What the Reports Found

Two firefighters, two missing dry risers on alternate floors, plastic hooks holding cable trays, fire doors propped open to fight the blaze - the investigation found a building that had been designed and refitted for a different era of risk. The melting plastic hooks would recur, five years later, at the Shirley Towers fire in Southampton, where two more firefighters died for the same reason. It was only after Shirley Towers that the rules were finally tightened. BS 7671, the standard covering electrical installations in the UK, was amended to require fire-resistant mechanical fixings for cables on walls and ceilings in escape routes. The new rule came into force in July 2015 - a decade after Miller and Wornham - and it was not retrospective. It applied only to new buildings and major refurbishments. Tens of thousands of older towers, with the same plastic-hook ceilings the firefighters at Harrow Court had been killed by, were left as they were.

The Fire That Foretold

In October 2018, more than a year after the Grenfell Tower fire in west London killed 72 people, BBC Two broadcast a documentary titled *The Fires That Foretold Grenfell*. Harrow Court was one of the five UK fires it examined. The pattern was already there in 2005: a fire that travelled faster than 'stay put' assumed it could, a compartmentation that failed at the moment fire doors were opened, residents who survived only by ignoring official instructions, and a regulatory response that came too slow and too narrow. In Stevenage, the council named two streets in a nearby development for the men who died - Wornham Avenue, completed in 2007, and Miller Way the year before. On 1 October 2018, a different Stevenage tower called simply The Towers caught fire. A man on the fifth floor died from his injuries on 16 October. The town reckoned again. After Grenfell, plans were announced to retrofit sprinklers in Stevenage's tower blocks. Harrow Court still stands. The candle that started it all had cost perhaps a pound. The cost of what it revealed, and what was not done with that knowledge, is still being counted.

From the Air

Coordinates 51.905 N, 0.198 W, in the Bedwell area of Stevenage, immediately southwest of the town centre.
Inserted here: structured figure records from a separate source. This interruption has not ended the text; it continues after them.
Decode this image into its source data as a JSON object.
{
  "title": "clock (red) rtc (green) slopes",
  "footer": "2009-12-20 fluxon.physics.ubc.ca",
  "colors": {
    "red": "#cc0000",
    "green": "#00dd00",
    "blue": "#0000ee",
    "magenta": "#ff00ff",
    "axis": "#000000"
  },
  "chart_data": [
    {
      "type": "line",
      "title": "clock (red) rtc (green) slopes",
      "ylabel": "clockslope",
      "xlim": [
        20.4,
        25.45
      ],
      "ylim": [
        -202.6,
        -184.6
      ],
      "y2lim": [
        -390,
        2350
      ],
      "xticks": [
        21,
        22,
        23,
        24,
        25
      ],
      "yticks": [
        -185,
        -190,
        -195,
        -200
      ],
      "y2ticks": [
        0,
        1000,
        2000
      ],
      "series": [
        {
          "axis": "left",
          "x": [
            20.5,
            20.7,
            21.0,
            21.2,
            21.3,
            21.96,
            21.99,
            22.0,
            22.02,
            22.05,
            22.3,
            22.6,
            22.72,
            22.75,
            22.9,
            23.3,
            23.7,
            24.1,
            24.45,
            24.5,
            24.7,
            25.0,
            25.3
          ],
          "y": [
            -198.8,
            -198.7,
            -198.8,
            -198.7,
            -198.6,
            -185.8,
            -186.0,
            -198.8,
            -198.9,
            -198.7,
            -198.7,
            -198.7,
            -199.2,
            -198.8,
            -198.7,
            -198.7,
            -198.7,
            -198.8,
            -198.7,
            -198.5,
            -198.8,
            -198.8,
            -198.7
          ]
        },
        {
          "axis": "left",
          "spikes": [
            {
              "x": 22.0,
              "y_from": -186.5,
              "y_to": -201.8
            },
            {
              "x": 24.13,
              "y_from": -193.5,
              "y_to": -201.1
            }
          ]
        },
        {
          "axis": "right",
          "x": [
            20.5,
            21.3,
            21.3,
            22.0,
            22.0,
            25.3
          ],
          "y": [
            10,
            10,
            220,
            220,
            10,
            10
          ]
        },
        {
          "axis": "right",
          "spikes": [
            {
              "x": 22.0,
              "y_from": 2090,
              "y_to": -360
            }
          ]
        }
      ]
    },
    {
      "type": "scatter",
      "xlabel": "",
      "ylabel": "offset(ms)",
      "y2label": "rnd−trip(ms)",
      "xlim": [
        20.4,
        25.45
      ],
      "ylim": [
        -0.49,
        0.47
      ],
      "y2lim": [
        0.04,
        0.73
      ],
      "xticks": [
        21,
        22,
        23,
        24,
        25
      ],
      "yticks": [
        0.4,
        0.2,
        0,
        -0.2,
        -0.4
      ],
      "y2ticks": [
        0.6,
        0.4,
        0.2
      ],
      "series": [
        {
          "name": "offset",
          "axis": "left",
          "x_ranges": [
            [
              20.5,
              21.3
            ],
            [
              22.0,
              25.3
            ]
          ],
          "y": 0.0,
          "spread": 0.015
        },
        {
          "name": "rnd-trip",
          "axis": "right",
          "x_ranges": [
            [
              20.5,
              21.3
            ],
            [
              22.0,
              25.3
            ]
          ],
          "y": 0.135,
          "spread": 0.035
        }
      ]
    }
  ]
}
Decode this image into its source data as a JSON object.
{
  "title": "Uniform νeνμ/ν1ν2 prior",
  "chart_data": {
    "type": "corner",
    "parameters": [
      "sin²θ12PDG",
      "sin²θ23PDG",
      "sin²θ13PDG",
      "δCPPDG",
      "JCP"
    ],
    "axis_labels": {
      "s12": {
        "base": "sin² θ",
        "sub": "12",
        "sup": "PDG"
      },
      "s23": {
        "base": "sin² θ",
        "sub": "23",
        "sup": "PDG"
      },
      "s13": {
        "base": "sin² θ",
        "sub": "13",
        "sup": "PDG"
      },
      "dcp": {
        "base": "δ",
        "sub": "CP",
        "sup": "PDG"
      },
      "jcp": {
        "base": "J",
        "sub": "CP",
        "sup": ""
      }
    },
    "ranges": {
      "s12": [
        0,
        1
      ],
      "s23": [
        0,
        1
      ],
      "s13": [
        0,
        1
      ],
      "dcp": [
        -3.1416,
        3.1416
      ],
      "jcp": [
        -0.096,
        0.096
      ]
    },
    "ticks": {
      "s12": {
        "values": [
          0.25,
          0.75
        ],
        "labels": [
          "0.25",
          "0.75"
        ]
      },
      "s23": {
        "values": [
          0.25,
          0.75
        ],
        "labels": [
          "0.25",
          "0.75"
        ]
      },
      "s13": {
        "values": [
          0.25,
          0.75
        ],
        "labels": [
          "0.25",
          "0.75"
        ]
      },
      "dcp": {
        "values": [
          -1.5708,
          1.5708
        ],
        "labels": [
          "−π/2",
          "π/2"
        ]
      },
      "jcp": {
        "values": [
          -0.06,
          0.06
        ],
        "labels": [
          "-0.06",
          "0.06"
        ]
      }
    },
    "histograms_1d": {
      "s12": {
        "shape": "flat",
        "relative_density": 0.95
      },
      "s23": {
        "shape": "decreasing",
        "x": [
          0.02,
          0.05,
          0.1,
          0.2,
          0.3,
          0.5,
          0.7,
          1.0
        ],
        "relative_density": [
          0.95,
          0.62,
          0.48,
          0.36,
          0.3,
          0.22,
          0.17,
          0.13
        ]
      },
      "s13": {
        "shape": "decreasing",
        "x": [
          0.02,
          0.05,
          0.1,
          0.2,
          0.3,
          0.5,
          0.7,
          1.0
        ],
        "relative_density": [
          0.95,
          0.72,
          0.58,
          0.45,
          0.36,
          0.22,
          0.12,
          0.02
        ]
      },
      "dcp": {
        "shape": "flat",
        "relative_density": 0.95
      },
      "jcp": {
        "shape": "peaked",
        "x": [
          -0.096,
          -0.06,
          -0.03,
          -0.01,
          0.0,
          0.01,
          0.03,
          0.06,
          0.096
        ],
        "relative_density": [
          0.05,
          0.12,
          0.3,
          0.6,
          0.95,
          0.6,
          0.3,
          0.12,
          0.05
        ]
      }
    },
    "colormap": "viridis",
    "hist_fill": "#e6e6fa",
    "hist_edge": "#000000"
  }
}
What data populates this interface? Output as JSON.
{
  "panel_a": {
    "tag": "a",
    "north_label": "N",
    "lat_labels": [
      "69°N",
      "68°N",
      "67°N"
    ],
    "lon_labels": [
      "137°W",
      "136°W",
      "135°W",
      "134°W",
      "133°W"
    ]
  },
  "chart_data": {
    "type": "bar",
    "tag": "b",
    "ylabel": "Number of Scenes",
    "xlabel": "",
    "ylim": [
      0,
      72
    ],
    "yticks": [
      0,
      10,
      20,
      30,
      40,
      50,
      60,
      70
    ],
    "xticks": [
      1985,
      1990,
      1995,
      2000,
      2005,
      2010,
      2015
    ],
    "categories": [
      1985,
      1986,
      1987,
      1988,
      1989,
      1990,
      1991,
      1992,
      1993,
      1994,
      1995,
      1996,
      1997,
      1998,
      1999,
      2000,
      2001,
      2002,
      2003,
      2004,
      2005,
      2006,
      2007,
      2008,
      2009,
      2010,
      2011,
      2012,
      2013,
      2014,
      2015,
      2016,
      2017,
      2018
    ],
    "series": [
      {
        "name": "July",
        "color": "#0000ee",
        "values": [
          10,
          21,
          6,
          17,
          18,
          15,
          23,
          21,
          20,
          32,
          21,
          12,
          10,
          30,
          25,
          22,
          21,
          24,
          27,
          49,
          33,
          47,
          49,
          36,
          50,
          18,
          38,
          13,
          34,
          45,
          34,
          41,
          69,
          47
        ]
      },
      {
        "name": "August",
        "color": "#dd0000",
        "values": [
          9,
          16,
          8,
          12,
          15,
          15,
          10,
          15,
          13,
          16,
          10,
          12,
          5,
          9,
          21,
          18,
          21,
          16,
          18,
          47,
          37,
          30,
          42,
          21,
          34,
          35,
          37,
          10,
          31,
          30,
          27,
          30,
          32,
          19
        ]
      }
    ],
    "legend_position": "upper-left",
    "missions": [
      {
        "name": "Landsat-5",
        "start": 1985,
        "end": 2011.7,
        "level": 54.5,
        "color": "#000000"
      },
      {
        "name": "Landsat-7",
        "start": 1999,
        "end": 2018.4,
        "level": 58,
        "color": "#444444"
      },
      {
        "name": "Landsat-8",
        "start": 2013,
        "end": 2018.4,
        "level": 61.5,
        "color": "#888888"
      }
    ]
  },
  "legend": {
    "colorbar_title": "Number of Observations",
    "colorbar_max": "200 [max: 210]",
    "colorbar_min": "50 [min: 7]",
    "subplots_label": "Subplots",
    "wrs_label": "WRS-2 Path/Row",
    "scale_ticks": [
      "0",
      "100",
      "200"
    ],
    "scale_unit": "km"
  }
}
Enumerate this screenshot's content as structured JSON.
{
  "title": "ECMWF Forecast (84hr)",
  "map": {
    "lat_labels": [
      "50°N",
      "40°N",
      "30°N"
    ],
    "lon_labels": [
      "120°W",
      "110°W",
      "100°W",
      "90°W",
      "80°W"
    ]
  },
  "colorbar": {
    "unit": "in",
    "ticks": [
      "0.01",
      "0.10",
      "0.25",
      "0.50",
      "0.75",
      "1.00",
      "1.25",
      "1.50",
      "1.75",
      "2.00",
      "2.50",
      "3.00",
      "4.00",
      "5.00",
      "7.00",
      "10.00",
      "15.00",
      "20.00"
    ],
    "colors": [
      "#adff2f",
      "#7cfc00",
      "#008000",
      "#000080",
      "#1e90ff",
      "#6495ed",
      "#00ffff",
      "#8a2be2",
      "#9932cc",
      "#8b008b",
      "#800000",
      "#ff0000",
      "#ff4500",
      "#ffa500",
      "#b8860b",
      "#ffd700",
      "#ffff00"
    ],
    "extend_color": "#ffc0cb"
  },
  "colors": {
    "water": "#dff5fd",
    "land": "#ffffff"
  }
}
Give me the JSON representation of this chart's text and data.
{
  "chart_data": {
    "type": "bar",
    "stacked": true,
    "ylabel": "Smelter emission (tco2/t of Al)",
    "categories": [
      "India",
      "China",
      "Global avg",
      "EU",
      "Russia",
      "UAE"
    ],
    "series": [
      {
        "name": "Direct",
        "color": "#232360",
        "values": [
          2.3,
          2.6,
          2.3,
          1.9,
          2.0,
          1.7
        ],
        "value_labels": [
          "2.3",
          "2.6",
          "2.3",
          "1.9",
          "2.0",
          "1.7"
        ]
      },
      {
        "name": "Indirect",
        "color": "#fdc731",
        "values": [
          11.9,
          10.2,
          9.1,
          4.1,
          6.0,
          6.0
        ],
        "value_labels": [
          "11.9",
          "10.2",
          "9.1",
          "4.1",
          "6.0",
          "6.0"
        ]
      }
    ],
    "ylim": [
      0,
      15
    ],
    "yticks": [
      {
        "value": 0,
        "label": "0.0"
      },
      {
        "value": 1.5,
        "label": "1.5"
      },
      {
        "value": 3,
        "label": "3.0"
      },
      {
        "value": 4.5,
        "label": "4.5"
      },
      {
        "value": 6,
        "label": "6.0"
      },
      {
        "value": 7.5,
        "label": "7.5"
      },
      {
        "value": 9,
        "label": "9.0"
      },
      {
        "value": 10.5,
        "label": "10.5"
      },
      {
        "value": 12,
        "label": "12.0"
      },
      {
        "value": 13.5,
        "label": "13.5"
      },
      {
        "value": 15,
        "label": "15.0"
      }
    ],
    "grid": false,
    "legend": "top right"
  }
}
The town sits on the A1(M) corridor about 28 miles north of central London. Nearest airports: London Luton (EGGW) 9 nautical miles west and London Stansted (EGSS) 14 nautical miles east. Recommended viewing altitude 2,000 to 3,500 feet AGL - Stevenage's tower blocks are visible as a distinctive cluster of concrete verticals against the otherwise low-rise New Town grid. The town centre's pedestrianised heart and the East Coast Main Line station are landmarks for orientation.